I commpleted all required assignments and extra credit assignments within a week of my grandparents deaths. I went through any paperwork I could get my hands on at my granparents houses so I knew where to start looking for my parents. So the day of my 16th birthday I boarded a plane for Italy because I had found out that my family was going to be there.
I wasn't sure what to expect when I got there but I knew I could get around I spoke Italian quite well as I had spoken it all my life.
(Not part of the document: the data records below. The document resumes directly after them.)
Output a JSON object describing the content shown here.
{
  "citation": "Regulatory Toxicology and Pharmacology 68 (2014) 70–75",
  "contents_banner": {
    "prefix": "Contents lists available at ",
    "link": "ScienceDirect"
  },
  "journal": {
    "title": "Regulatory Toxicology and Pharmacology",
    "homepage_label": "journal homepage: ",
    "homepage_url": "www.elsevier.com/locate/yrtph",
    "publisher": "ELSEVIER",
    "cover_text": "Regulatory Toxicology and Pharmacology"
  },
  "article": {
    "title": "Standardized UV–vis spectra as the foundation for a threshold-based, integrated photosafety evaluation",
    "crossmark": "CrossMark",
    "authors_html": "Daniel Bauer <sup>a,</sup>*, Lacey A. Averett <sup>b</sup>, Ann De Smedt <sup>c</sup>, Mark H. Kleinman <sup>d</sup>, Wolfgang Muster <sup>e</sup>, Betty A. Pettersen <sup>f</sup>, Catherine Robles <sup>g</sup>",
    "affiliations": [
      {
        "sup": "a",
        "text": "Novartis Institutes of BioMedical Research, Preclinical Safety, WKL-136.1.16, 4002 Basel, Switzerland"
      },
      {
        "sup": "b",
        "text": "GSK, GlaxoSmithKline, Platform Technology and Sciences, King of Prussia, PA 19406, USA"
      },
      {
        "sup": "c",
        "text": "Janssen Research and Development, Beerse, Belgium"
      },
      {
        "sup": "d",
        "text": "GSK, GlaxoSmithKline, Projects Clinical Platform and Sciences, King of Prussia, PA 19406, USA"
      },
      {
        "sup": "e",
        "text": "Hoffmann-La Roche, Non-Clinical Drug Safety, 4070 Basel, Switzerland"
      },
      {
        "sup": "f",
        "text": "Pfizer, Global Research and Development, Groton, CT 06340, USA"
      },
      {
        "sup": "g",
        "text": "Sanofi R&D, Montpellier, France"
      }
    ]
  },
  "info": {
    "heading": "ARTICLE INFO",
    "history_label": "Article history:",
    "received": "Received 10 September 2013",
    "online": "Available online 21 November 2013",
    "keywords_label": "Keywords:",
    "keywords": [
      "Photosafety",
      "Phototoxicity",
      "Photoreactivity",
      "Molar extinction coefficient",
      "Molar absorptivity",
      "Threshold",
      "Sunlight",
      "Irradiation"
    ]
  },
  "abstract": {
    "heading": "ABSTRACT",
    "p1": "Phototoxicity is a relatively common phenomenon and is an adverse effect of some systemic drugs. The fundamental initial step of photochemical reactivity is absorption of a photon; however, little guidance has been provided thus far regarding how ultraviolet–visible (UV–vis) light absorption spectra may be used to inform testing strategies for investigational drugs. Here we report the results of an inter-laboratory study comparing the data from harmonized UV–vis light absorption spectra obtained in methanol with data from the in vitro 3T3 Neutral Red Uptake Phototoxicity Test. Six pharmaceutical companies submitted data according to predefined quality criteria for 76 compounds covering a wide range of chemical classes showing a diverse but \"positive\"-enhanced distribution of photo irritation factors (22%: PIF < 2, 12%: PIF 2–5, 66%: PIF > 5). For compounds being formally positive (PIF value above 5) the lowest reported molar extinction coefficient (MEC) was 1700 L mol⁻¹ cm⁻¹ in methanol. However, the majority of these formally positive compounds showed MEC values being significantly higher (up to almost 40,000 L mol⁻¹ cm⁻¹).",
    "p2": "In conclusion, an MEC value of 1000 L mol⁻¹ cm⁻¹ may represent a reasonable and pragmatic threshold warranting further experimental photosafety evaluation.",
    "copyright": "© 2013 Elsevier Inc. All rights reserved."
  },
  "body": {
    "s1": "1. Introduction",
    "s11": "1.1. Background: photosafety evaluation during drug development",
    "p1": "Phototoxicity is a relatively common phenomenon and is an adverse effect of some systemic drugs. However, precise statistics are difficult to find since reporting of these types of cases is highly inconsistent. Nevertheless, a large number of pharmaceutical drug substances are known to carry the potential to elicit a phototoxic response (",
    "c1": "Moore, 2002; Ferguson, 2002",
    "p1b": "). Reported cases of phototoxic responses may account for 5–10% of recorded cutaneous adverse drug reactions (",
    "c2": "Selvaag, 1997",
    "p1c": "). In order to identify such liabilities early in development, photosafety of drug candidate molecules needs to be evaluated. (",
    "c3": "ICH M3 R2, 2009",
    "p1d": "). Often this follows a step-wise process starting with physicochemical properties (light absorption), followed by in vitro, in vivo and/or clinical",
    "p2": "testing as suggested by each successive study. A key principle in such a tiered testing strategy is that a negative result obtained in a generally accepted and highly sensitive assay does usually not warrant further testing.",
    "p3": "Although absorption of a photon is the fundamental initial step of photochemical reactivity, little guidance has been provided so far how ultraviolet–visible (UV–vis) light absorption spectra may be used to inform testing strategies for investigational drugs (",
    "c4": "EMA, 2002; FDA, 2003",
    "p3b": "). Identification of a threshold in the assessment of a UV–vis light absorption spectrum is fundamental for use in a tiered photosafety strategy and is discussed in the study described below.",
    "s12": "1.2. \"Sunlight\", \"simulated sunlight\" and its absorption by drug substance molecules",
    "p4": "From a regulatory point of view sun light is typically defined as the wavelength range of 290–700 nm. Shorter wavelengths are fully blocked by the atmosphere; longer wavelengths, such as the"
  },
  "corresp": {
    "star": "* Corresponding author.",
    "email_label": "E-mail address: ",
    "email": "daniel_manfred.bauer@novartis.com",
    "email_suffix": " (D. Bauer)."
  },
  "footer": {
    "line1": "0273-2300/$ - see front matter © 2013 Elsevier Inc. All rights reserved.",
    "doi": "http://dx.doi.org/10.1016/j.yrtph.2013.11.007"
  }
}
Both sets of grandparents spoke Italian and I could understand why my mum's family did since mum's last name was Spanelli but I could never understand why dad's family did and I couldn't get them to tell me how Snow came about. I know that the name was changed but why and where did it come from.
When the plane landed in I exited the plane just trying to keep my wits about me but being so young and in foreign country I was not going to lie I was scared but I knew that if I showed any fear the would eat me alive. I got through customes quickly as I didn't have anything except my laptop and clothes. No one even looked twice at me. My dark sunglasses kept people from seeing my eyes and people don't seem to notice me unless they see those.
I spent three weeks tracking down my parents movements and by the time I found out who i needed to talk to I couldn't get close to her. I needed to get in contact with a Lisa Moretti and it didn't matter what avenue I took to get an appointment with her she would always brush me off without that meeting.
In the end I had to get her attention the onl way I knew how and that was to use violence. I knew a few people that were using her staff as security and I had to get her to see me so I took out as many of her hired security as I could. It worked just as I had planned, Lisa was all too happy to see me with all the injured men I left in my wake.
That meeting definitely didn't go as planned because the minute I started asking about my parents John and Eliza Snow she told me that their plane had exploded after takeoff and the had died a month ago. I stood there stunned not knowing what to do but I still had to know if Elizabeth was with them or not.
Once I could speak and get my thoughts back in order I asked about Elizabeth. She told me that as far as she knew Elizabeth was still at home in the States. I thanked her for her information and left her office building. I didn't need to start anymore trouble in Italy.
The Moretti Enterprises buiding was huge and I realised that it was probably a good thing that she didn't know that I was a Snow and therefor the enemy. That is if they still are the enemy. I had heard so many stories about the history of the two families and how they became enemies but does that still apply when no one can really remember what it was about and which family started it but I don't really care as now I have to make my way to America and find my sister.